Let’s taste a few samples of his style in action. He might offer secret knowledge on catching wild mules, for instance:

Something that most people don’t know about wild mules—or any kind of mules—they will take up with a gray mare or a spotted mare. These horses had been out there all night, and I knew the mules had winded them and come to them; so I fed the gray mares in plain view, in the feed trough in the front pen. I looked around and, sure enough, it wasn’t but just a little bit until those mules were sticking their heads out through the brush, looking to see where the gray mules went. I just whistled and sang and paid them no mind. I walked around my horses and rubbed them while they ate—and talked to them some more. (Horse Tradin’, p. 225)

Who knew that young wild mules were just looking for mama, and would follow a kindly big gray mare anywhere, looking for home. Ben was observant, and schooled in the tricks of horse dealers, so the stories are full of arcane treatments and questionable wonders:

I had an old horse-trading friend that I was partnerin’ with, and he had brought a bunch of horses and mules into Mineral Wells the night before by leading them behind a wagon—which was the custom of the day. Among them was a nice little fat brown mare. She would work and ride, was gentle, and she looked good. I had traded for her a little while back; after I got her, one day I rode her pretty hard and discovered she had a pretty fair case of the heaves. I fed her some wet bran and turpentine, and put bluing in her water, and used all of the other well-known and respected remedies that good horse traders used. This little mare breathed perfectly normal as long as you didn’t run or trot her or try her wind. (Horse Tradin’, p. 79)

Such remedies could be carried to the extreme of treating an older team of horses with slight doses of arsenic minutely measured on the point of a pocket knife to make them perky for auction. Yet in spite of the occasional air of larceny there is useful information to be had:

Old-time cowmen can tell from a distant bawl whether it’s a cow, steer, or bull by the tone and the long or short of the sound. Other things that can be told by the tone of a bawl is whether a cow has lost her calf and is bawling for it to answer her, or if it’s a stray that’s lost from the herd. Sometimes cattle will make different tones of noises when they are bawling at the change of weather, and when cattle are excited by the presence of animals of prey, such as panthers or wolves, the tone of their call takes on a considerably higher pitch…The most blood-curdling of all these different sounds is when primitive or cold-blooded cattle smell blood and they can actually tell the difference between cow blood and other kinds. I knew real quick that the faint afternoon breeze had carried the smell of blood to the rest of the wild steers the same as the whirlwind had carried the scent of blood from my leg when the steer followed me into the corral. (Wild Cow Tales, p. 240-241)
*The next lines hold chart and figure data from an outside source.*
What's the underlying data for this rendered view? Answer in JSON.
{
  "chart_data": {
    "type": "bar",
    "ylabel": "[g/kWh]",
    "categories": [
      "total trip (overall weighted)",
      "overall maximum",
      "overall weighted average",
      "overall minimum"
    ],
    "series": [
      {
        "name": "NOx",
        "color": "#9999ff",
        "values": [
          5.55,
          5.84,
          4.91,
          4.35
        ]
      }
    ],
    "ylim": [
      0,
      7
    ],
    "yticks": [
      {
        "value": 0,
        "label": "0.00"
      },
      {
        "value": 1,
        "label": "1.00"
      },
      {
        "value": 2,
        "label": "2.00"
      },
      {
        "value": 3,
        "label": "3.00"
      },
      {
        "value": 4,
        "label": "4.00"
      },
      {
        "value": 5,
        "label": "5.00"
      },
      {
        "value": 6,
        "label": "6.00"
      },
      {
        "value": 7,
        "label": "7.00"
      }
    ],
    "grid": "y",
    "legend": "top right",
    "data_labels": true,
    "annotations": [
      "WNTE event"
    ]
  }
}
Throughout his tales Ben Green emerges as a self-appointed historian and translator of cowboy culture. He saw it as his task to make sense of what he and men like him had been doing on cattle ranges in-between the two world wars, using time-tested methods from long before. Although the days of the great Texas cattle drives were done, in his youth there was still open rangeland in Oklahoma, southern Kansas, and west Texas, and money to be made fattening cattle where grazing fees were minimal and property lines weren’t too strictly drawn, where cattle could be moved cheaply by rail to market, where the price of beef minus the work involved might still net a modest profit.

The reader can still find all of Ben Green’s books out there in used bookstores, libraries, and on-line sellers. His tales will carry on as long as folks work horses and cattle, in the pace and flavor of the telling, with its stream of improvisations, setbacks and surprises. What we are treated to is an oldtime ride-along, a promise of good company shared with this quintessential cowboy on the trail, by turns restless, loquacious and quiet, with a few good horses, riding herd, wide-awake, swapping stories, doing the best he knows how.